ただし、これらの暗号用乱数生成器には「シード値を固定して再現させる」という機能は通常備わっていないため注意が必要です。
高度な再現性のためのテクニック
2026年現在の開発現場では、より複雑なシミュレーションを行うために、独自のシード管理クラスを実装することも一般的です。
例えば、メインのシード値から複数のサブシード値を派生させ、それぞれの機能(天候、敵の配置、アイテムドロップなど)に割り当てる設計です。
public class SeedManager
{
private readonly int _masterSeed;
public SeedManager(int masterSeed)
{
_masterSeed = masterSeed;
}
public Random GetWeatherRandom() => new Random(_masterSeed + 1);
public Random GetEnemyRandom() => new Random(_masterSeed + 2);
}
このように、マスターシードを基点に各要素の乱数を管理することで、ゲーム全体の状態を一つのシード値で保存・共有することが可能になります。
まとめ
C#のRandomクラスでシード値を固定することは、プログラムに再現性を持たせるための極めて強力な手法です。

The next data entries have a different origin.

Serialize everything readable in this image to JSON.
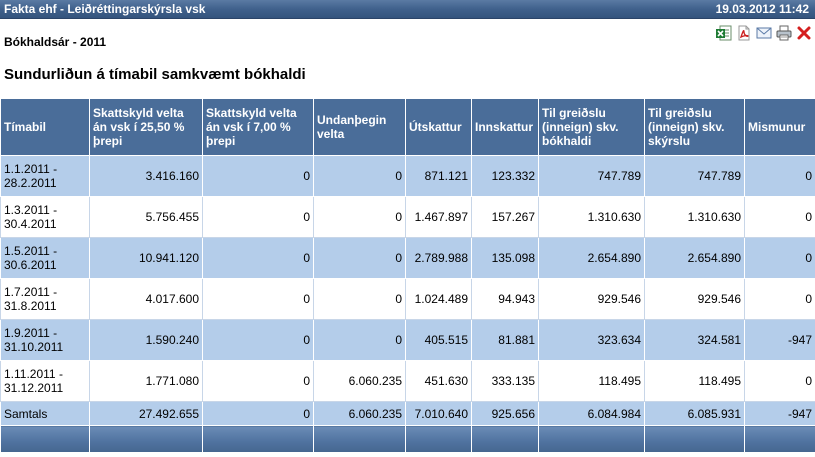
{
  "window": {
    "title": "Fakta ehf - Leiðréttingarskýrsla vsk",
    "datetime": "19.03.2012 11:42"
  },
  "fiscal_year_label": "Bókhaldsár - 2011",
  "report_heading": "Sundurliðun á tímabil samkvæmt bókhaldi",
  "toolbar": {
    "icons": [
      "excel-icon",
      "pdf-icon",
      "email-icon",
      "print-icon",
      "close-icon"
    ],
    "colors": {
      "excel": "#1e7b34",
      "pdf": "#cc1f1f",
      "close": "#d42020"
    }
  },
  "table": {
    "headers": [
      "Tímabil",
      "Skattskyld velta án vsk í 25,50 % þrepi",
      "Skattskyld velta án vsk í 7,00 % þrepi",
      "Undanþegin velta",
      "Útskattur",
      "Innskattur",
      "Til greiðslu (inneign) skv. bókhaldi",
      "Til greiðslu (inneign) skv. skýrslu",
      "Mismunur"
    ],
    "rows": [
      [
        "1.1.2011 - 28.2.2011",
        "3.416.160",
        "0",
        "0",
        "871.121",
        "123.332",
        "747.789",
        "747.789",
        "0"
      ],
      [
        "1.3.2011 - 30.4.2011",
        "5.756.455",
        "0",
        "0",
        "1.467.897",
        "157.267",
        "1.310.630",
        "1.310.630",
        "0"
      ],
      [
        "1.5.2011 - 30.6.2011",
        "10.941.120",
        "0",
        "0",
        "2.789.988",
        "135.098",
        "2.654.890",
        "2.654.890",
        "0"
      ],
      [
        "1.7.2011 - 31.8.2011",
        "4.017.600",
        "0",
        "0",
        "1.024.489",
        "94.943",
        "929.546",
        "929.546",
        "0"
      ],
      [
        "1.9.2011 - 31.10.2011",
        "1.590.240",
        "0",
        "0",
        "405.515",
        "81.881",
        "323.634",
        "324.581",
        "-947"
      ],
      [
        "1.11.2011 - 31.12.2011",
        "1.771.080",
        "0",
        "6.060.235",
        "451.630",
        "333.135",
        "118.495",
        "118.495",
        "0"
      ]
    ],
    "totals": [
      "Samtals",
      "27.492.655",
      "0",
      "6.060.235",
      "7.010.640",
      "925.656",
      "6.084.984",
      "6.085.931",
      "-947"
    ]
  }
}
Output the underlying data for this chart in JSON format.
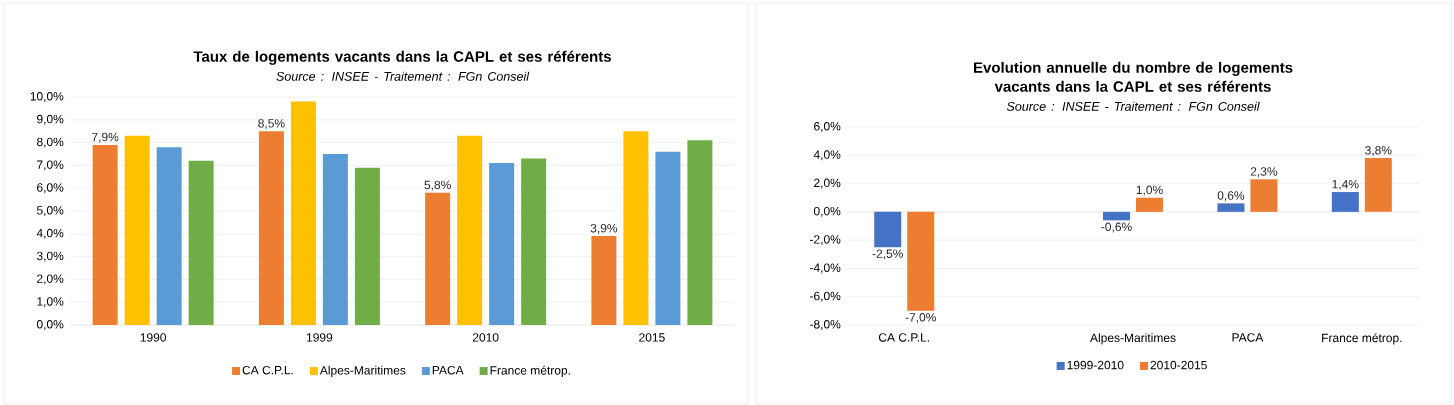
{
  "chart_data": [
    {
      "type": "bar",
      "title": "Taux de logements vacants dans la CAPL et ses référents",
      "subtitle": "Source : INSEE - Traitement : FGn Conseil",
      "categories": [
        "1990",
        "1999",
        "2010",
        "2015"
      ],
      "series": [
        {
          "name": "CA C.P.L.",
          "color": "#ed7d31",
          "values": [
            7.9,
            8.5,
            5.8,
            3.9
          ],
          "value_labels": [
            "7,9%",
            "8,5%",
            "5,8%",
            "3,9%"
          ]
        },
        {
          "name": "Alpes-Maritimes",
          "color": "#ffc000",
          "values": [
            8.3,
            9.8,
            8.3,
            8.5
          ]
        },
        {
          "name": "PACA",
          "color": "#5b9bd5",
          "values": [
            7.8,
            7.5,
            7.1,
            7.6
          ]
        },
        {
          "name": "France métrop.",
          "color": "#70ad47",
          "values": [
            7.2,
            6.9,
            7.3,
            8.1
          ]
        }
      ],
      "ylim": [
        0,
        10
      ],
      "yticks": [
        {
          "value": 0,
          "label": "0,0%"
        },
        {
          "value": 1,
          "label": "1,0%"
        },
        {
          "value": 2,
          "label": "2,0%"
        },
        {
          "value": 3,
          "label": "3,0%"
        },
        {
          "value": 4,
          "label": "4,0%"
        },
        {
          "value": 5,
          "label": "5,0%"
        },
        {
          "value": 6,
          "label": "6,0%"
        },
        {
          "value": 7,
          "label": "7,0%"
        },
        {
          "value": 8,
          "label": "8,0%"
        },
        {
          "value": 9,
          "label": "9,0%"
        },
        {
          "value": 10,
          "label": "10,0%"
        }
      ],
      "grid": "y",
      "legend": "bottom"
    },
    {
      "type": "bar",
      "title": "Evolution annuelle du nombre de logements vacants dans la CAPL et ses référents",
      "subtitle": "Source : INSEE - Traitement : FGn Conseil",
      "categories": [
        "CA C.P.L.",
        null,
        "Alpes-Maritimes",
        "PACA",
        "France métrop."
      ],
      "series": [
        {
          "name": "1999-2010",
          "color": "#4472c4",
          "values": [
            -2.5,
            null,
            -0.6,
            0.6,
            1.4
          ],
          "value_labels": [
            "-2,5%",
            null,
            "-0,6%",
            "0,6%",
            "1,4%"
          ]
        },
        {
          "name": "2010-2015",
          "color": "#ed7d31",
          "values": [
            -7.0,
            null,
            1.0,
            2.3,
            3.8
          ],
          "value_labels": [
            "-7,0%",
            null,
            "1,0%",
            "2,3%",
            "3,8%"
          ]
        }
      ],
      "ylim": [
        -8,
        6
      ],
      "yticks": [
        {
          "value": -8,
          "label": "-8,0%"
        },
        {
          "value": -6,
          "label": "-6,0%"
        },
        {
          "value": -4,
          "label": "-4,0%"
        },
        {
          "value": -2,
          "label": "-2,0%"
        },
        {
          "value": 0,
          "label": "0,0%"
        },
        {
          "value": 2,
          "label": "2,0%"
        },
        {
          "value": 4,
          "label": "4,0%"
        },
        {
          "value": 6,
          "label": "6,0%"
        }
      ],
      "grid": "y",
      "legend": "bottom"
    }
  ]
}
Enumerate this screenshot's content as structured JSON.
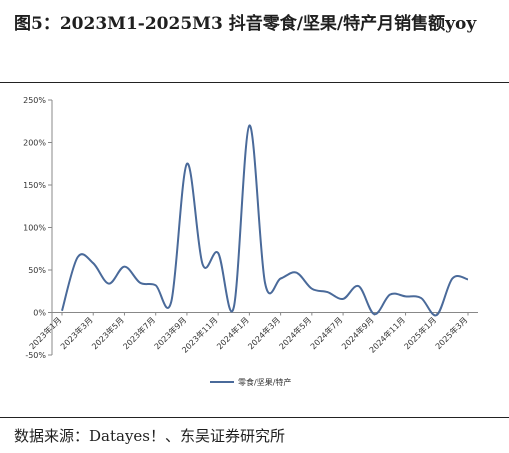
{
  "header": {
    "title": "图5：2023M1-2025M3 抖音零食/坚果/特产月销售额yoy"
  },
  "footer": {
    "source": "数据来源：Datayes！、东吴证券研究所"
  },
  "chart_data": {
    "type": "line",
    "title": "",
    "xlabel": "",
    "ylabel": "",
    "ylim": [
      -50,
      250
    ],
    "y_ticks": [
      "-50%",
      "0%",
      "50%",
      "100%",
      "150%",
      "200%",
      "250%"
    ],
    "y_tick_values": [
      -50,
      0,
      50,
      100,
      150,
      200,
      250
    ],
    "categories": [
      "2023年1月",
      "2023年2月",
      "2023年3月",
      "2023年4月",
      "2023年5月",
      "2023年6月",
      "2023年7月",
      "2023年8月",
      "2023年9月",
      "2023年10月",
      "2023年11月",
      "2023年12月",
      "2024年1月",
      "2024年2月",
      "2024年3月",
      "2024年4月",
      "2024年5月",
      "2024年6月",
      "2024年7月",
      "2024年8月",
      "2024年9月",
      "2024年10月",
      "2024年11月",
      "2024年12月",
      "2025年1月",
      "2025年2月",
      "2025年3月"
    ],
    "x_tick_labels": [
      "2023年1月",
      "2023年3月",
      "2023年5月",
      "2023年7月",
      "2023年9月",
      "2023年11月",
      "2024年1月",
      "2024年3月",
      "2024年5月",
      "2024年7月",
      "2024年9月",
      "2024年11月",
      "2025年1月",
      "2025年3月"
    ],
    "series": [
      {
        "name": "零食/坚果/特产",
        "color": "#4a6a9a",
        "values": [
          2,
          65,
          58,
          34,
          54,
          35,
          32,
          13,
          175,
          57,
          70,
          6,
          220,
          35,
          40,
          47,
          28,
          24,
          16,
          31,
          -2,
          21,
          19,
          17,
          -3,
          40,
          39
        ]
      }
    ],
    "grid": false,
    "legend_position": "bottom"
  }
}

コンストラクタに整数を渡すだけで、誰が実行しても同じ結果が得られるようになり、テストやデバッグ、特殊なコンテンツ生成に大きく貢献します。
現代のC#開発においては、Random.Sharedによる利便性と、new Random(seed)による制御可能性を適切に使い分けることが求められます。
まずはシンプルな数値固定から始め、再現性のあるコード設計のメリットを実感してみてください。
今回紹介したコツを意識することで、予測不能なバグに悩まされる時間を減らし、より堅牢なプログラムを構築できるはずです。